William Barr was wrong to block the ERA

The first for equal rights should have been ratified by now

Anjali Darji, Opinions Writer

On January 15, 2020, the historic vote that made Virginia the 38th state (and final one needed) to ratify the Equal Rights Amendment, was held. The ERA was finally an Amendment. But, due to a man overstepping and abusing his position of power, all people are still open to sex and gender discrimination. The Equal Rights Amendment is necessary. It is simply a fact and can be further justified in an earlier article.

Originally drafted by Alice Paul in 1923 and proposed to Congress in the same year, the ERA has been championed by feminists for decades. “On March 22, 1972, in accordance with the constitutional amendment process described in Article V of the Constitution, the ERA passed the Senate and the House of Representatives by the required two-thirds majority and was sent to the states for ratification on March 22, 1972. No time limit is mentioned in Article V, but a seven-year deadline was placed in the proposing clause, not in the text of the amendment itself.”

One of the biggest questions surrounding the ERA has been “if it is passed after the time limit, was it really passed?” Situations are best handled on a situation to situation basis. Problems that reside on different planes cannot be dealt with by the same course of action. Even if the time limit proves a significant problem in the finalization of the ERA, an exception should be made.

I see the ERA as one of the pieces of legislation that serve to fix the foundation of our country. So many mistakes were made in the founding of America. They said freedom for all, but only really meant white men; but that isn’t what I am arguing right now. I am saying that we must right the wrongs of the past to move forward. It is 2022. It has been 245 years since the founding fathers signed the Declaration of Independence. It is far past the time we should have moved forward and granted simple rights, in writing, that banned sex and gender discrimination.
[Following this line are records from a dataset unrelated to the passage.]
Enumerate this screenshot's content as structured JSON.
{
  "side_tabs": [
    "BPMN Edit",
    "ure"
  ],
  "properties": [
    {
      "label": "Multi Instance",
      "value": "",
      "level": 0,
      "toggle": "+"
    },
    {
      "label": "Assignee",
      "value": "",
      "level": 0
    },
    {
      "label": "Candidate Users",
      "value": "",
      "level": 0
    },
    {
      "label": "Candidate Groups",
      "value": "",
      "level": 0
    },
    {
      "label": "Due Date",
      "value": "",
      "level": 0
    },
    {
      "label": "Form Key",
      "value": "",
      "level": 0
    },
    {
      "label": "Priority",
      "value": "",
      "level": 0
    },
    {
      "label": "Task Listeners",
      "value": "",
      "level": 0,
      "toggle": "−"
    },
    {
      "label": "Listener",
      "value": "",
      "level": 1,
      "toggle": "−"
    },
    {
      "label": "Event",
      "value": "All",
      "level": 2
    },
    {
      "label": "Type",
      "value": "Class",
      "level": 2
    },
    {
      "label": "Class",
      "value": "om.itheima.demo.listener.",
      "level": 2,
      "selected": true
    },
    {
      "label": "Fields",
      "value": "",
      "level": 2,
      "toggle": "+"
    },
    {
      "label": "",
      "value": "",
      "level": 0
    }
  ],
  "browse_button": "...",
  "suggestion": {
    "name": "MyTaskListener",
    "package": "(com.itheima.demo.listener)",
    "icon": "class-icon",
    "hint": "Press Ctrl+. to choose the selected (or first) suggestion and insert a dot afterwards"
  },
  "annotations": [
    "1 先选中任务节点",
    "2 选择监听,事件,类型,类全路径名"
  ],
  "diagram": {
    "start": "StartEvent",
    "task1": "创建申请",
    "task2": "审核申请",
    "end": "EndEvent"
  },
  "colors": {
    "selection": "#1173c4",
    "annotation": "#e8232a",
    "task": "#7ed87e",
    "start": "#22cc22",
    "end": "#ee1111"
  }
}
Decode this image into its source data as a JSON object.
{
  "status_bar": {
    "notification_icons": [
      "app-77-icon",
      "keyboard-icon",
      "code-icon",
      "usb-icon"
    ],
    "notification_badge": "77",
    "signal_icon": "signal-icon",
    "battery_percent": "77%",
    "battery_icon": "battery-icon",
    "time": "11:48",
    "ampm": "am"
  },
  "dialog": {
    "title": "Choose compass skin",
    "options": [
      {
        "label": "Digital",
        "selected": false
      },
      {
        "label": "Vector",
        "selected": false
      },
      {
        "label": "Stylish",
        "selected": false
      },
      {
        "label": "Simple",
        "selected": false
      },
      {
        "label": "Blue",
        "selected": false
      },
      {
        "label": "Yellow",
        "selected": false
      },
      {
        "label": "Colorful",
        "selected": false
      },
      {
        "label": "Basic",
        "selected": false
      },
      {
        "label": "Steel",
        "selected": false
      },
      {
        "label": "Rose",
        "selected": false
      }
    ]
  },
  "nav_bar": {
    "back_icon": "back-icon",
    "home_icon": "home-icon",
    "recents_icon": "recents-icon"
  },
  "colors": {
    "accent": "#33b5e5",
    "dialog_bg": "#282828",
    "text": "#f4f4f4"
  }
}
Since we couldn’t do it then, let’s do it now.

The problem in this case is William Barr.

When Barr was Attorney General, a 38-page letter from his office was sent to the Archivist of the United States recommending the Archivist not publish the Amendment. This was after 38 states, the number needed for ratification, passed the ERA.

Although it can be argued that he didn’t really block the ERA… he kind of did. There is a glaring problem with this whole situation: the Attorney General’s office is a part of the Executive Branch. The way our government’s checks and balances system is set up is supposed to prevent executive interference because amending the Constitution is a Congressional power. By preventing the Amendment from formally being published, Barr gave states and the federal government an excuse to continue sex and gender discrimination. Without the formality that Barr declined to give, the perfect excuse that ‘no one knows what is going on with the ratification’s legality due to the timeframe listed in the preamble.’

Now, we cannot use and must ignore our 28th Amendment; not publishing the ERA invalidates its legal standing. The states have spoken. The people have spoken. It has almost been 100 years since this amendment was first introduced and people are still advocating for it, now more than ever.

The third section of the amendment has read, unchanged since its conception, “This amendment shall take effect two years after the date of ratification.” As previously stated, Virginia was the final state needed to ratify the ERA and the ratification took place on January 15, 2020. We just passed the two-year mark of this. Seeing how this is so, the ERA should be coming into effect, except, it was never formally published.

A case deciding the validity of the ratification is imminent. The failure to publish the ERA is argued as harmful, since states have not, are not and do not seem to have any interest in reviewing and eliminating any legislation that is sex and gender discriminatory. Many more lawsuits are expected to be filed or become viable this year, whether the ERA is published or not. But this also proves controversial since a decision by the courts also violates the fact that amendment ratification is solely a Congressional power.

Barr and the Attorney General’s office not only overreached and abused their powers by violating America’s checks and balances system and inadvertently caused another violation by leading to an unavoidable, eventual decision on the Amendment by the courts, but also made it so the ERA has no legal standing therefore continuing discrimination on the basis of sex and gender, but also on other aspects of gender identity and gender regarded points.